Diabetes is hard. The good news for many adult patients is that, these days, it can be managed. And when you’re treated at the Berrie Center, we give you more than hope. We teach you to manage your diabetes over the course of a lifetime. At the Berrie Center a care team will likely include an endocrinologist as well as a nurse educator, and maybe a nutritionist, ophthalmologist, and a psychologist.

Our patients have access to a wide range of outside consultants, if needed, among them the physicians at Columbia University Medical Center and New York-Presbyterian Hospital. Berrie Center case managers help coordinate the care, and patients’ records are kept in a single communications stream—to keep management of this complicated disease as simple as possible for the patient.

“I don’t know if there’s another center that’s quite like it. It’s kind of a one-stop shop and you go in and you’re able to have this great team that can guide you wherever you need it. Sometimes I’m feeling anxious about what’s happening in my life and maybe it’s time to talk to the psychologist. Or when I had my food allergies my doctor, Dr.
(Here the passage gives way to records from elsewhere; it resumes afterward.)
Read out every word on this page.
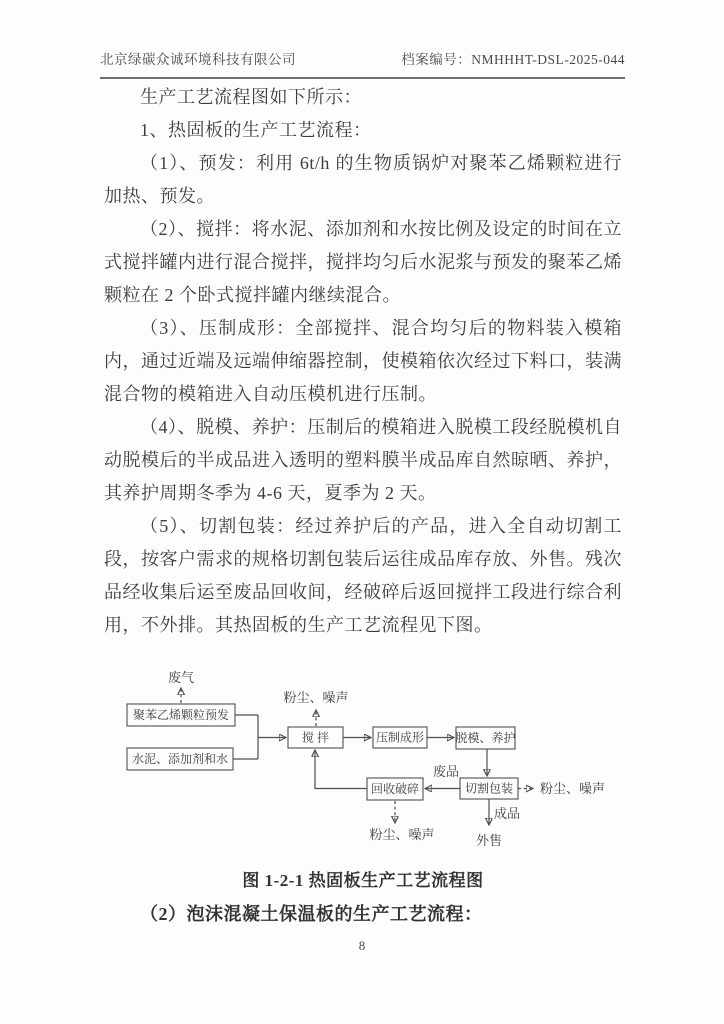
北京绿碳众诚环境科技有限公司	档案编号：NMHHHT-DSL-2025-044

生产工艺流程图如下所示：

1、热固板的生产工艺流程：

（1）、预发：利用 6t/h 的生物质锅炉对聚苯乙烯颗粒进行加热、预发。

（2）、搅拌：将水泥、添加剂和水按比例及设定的时间在立式搅拌罐内进行混合搅拌，搅拌均匀后水泥浆与预发的聚苯乙烯颗粒在 2 个卧式搅拌罐内继续混合。

（3）、压制成形：全部搅拌、混合均匀后的物料装入模箱内，通过近端及远端伸缩器控制，使模箱依次经过下料口，装满混合物的模箱进入自动压模机进行压制。

（4）、脱模、养护：压制后的模箱进入脱模工段经脱模机自动脱模后的半成品进入透明的塑料膜半成品库自然晾晒、养护，其养护周期冬季为 4-6 天，夏季为 2 天。

（5）、切割包装：经过养护后的产品，进入全自动切割工段，按客户需求的规格切割包装后运往成品库存放、外售。残次品经收集后运至废品回收间，经破碎后返回搅拌工段进行综合利用，不外排。其热固板的生产工艺流程见下图。

聚苯乙烯颗粒预发
水泥、添加剂和水
搅 拌	压制成形	脱模、养护
切割包装
回收破碎
废气
粉尘、噪声
废品
粉尘、噪声
成品
外售
粉尘、噪声
图 1-2-1 热固板生产工艺流程图
（2）泡沫混凝土保温板的生产工艺流程：
8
Golden, immediately suggested that I go see the nutritionist again.”

Bridie Carroll
Actress and Berrie Center patient

An education for life

Often people with diabetes may not really understand the disease, or know what changes they need to make in their lives to help control it. Berrie Center patients have all kinds of resources available to them, from individual sessions with diabetes educators to a range of group classes, workshops and support groups.

By working with our patients one-on-one and in groups, we aim to give them the information they need to be able to manage their diabetes the best way they can. That means working to remove all the barriers that may make it hard for individuals, or their families, to succeed in managing their diabetes.

Got an appointment? Bring your family and friends!

The more they know, the more they can help you cope.